The investigation was conducted during the master’s research of Licia Carla da Silva Costa, first author of the article, as part of a project dedicated to identifying biomarkers of schizophrenia by means of proteomics, which is the analysis of the entire set of proteins in an organism or biological sample.
“Our lab focuses on investigating biomarkers of mental diseases. The main finding of this study is that the fraction of abundant proteins should not be discarded in this kind of analysis,” Costa said.
From Cambridge to Campinas
In partnership with Johann Steiner, a professor of psychiatry at the University of Magdeburg in Germany, the researchers at UNICAMP created an approach they call the “depletome”, which entails analyzing the proteins hitherto discarded in the depletion stage of plasma proteomic analysis.
The idea arose during Martins-de-Souza’s postdoctoral internship at the University of Cambridge (UK) between 2010 and 2012.

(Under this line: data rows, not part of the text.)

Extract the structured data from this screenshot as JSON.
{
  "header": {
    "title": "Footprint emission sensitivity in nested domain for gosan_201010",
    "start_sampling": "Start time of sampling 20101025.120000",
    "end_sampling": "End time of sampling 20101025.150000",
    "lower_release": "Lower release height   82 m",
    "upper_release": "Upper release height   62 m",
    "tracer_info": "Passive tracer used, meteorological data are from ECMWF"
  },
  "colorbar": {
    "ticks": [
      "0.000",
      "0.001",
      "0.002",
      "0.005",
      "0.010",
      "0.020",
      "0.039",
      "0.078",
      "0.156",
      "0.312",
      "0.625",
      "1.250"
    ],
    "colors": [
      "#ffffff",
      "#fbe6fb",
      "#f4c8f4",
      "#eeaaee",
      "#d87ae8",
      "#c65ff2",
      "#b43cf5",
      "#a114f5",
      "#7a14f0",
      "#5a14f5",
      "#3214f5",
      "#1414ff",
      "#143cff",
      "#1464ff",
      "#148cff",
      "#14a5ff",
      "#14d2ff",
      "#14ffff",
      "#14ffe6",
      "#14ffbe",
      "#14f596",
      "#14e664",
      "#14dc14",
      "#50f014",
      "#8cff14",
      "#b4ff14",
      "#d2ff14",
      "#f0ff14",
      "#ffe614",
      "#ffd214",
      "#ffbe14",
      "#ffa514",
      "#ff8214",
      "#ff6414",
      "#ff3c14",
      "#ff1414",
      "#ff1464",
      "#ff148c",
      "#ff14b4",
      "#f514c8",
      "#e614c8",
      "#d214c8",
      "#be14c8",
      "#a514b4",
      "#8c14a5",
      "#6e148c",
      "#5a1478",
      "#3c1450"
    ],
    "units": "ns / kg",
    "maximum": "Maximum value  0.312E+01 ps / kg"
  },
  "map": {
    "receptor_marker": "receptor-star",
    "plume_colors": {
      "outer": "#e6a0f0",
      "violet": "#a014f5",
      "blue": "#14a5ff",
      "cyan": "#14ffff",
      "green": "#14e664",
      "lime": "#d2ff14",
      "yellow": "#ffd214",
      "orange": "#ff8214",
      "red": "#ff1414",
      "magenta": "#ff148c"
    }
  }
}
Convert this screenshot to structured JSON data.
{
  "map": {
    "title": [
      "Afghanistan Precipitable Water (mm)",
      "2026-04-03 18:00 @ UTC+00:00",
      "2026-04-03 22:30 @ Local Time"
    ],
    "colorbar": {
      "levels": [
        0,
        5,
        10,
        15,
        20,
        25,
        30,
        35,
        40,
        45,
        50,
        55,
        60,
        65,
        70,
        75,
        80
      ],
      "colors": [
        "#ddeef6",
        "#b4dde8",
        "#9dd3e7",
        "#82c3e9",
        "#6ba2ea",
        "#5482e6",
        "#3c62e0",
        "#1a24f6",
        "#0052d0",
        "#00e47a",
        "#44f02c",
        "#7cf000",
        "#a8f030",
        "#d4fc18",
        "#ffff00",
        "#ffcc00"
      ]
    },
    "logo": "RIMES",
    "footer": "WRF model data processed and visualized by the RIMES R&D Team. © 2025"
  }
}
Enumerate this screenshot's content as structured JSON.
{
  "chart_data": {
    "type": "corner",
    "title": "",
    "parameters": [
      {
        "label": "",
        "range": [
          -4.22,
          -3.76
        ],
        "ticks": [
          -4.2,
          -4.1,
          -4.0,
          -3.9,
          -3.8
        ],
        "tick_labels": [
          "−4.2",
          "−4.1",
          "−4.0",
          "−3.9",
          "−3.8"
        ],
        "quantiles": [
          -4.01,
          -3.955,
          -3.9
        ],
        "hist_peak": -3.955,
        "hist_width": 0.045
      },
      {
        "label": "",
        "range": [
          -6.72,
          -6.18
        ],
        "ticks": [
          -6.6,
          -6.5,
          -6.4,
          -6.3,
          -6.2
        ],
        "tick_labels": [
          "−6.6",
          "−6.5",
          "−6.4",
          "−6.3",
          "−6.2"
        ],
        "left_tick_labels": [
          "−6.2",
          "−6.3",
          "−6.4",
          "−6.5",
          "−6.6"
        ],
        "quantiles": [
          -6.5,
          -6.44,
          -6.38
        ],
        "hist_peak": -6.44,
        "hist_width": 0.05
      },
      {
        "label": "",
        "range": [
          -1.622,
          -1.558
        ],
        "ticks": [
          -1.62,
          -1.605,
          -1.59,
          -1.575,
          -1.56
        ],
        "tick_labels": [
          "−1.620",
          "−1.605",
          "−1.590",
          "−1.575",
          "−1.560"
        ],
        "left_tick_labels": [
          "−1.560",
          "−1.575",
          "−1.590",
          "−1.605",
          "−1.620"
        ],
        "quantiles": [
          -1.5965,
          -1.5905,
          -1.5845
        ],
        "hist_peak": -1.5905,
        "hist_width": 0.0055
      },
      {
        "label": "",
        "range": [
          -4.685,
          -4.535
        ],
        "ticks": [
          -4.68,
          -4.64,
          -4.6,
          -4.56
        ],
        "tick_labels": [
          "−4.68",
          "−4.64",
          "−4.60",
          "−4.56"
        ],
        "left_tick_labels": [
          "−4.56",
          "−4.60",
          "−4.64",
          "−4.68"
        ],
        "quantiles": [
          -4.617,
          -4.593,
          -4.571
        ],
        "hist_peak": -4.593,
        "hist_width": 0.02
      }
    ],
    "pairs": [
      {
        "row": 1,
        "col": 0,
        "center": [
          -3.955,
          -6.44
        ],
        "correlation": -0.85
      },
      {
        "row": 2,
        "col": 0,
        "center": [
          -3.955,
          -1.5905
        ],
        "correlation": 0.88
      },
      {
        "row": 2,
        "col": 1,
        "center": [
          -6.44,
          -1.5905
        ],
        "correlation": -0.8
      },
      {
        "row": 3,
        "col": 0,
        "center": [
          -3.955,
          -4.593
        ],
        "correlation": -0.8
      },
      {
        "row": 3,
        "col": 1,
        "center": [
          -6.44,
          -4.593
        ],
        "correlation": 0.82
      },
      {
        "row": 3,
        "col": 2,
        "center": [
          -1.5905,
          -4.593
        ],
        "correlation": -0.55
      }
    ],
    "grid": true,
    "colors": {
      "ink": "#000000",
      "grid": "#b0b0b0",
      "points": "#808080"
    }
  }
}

Analyses with the techniques available at the time showed that some of the less abundant proteins were being discarded. The study was resumed only in 2016, during Costa’s scientific initiation project.
The new analyses used a high-resolution mass spectrometry technique known as shotgun proteomics, which is based on digesting proteins into peptides and their building blocks.
The researchers analyzed plasma samples from 20 healthy individuals and identified 12,714 peptides corresponding to 281 proteins. After grouping proteins in the same family and hiding those with peptides that were a subset of another protein’s peptides or had few corresponding peptides in the plasma, 198 proteins remained.
A search of protein function databases found 35 biological processes associated with the 198 proteins. Receptor-mediated endocytosis was the process with the highest number of associated proteins (19).
“Endocytosis is a process whereby the cell takes up macromolecules and particles from the surrounding medium,” Martins-de-Souza explained. Alterations in this pathway, he added, may be associated with the onset of psychiatric and immune system disorders, as well as some types of cancer. Endocytosis can also be leveraged in precision medicine for customized treatment and drug delivery.
Some 20 proteins involved in the immune response were found in the depletome, making this fraction a source of possible biomarkers for metabolic, neurodegenerative and psychiatric diseases.
The important biological processes associated with this group of proteins also included oxygen transport to cells, vasodilation and blood coagulation, among others.
The researchers believe other proteins can be found in addition to the 198 described in the article. “The next step in this research is to refine the method and obtain more potential biomarkers,” Martins-de-Souza said.
The article “Blood plasma high abundant protein depletion unintentionally carries over 100 proteins” (doi: 10.1002/sscp.201900057) by Licia C. Silva-Costa, Sheila Garcia-Rosa, Bradley J. Smith, Paulo A. Baldasso, Johann Steiner and Daniel Martins-de-Souza can be retrieved from onlinelibrary.wiley.com/doi/full/10.1002/sscp.201900057.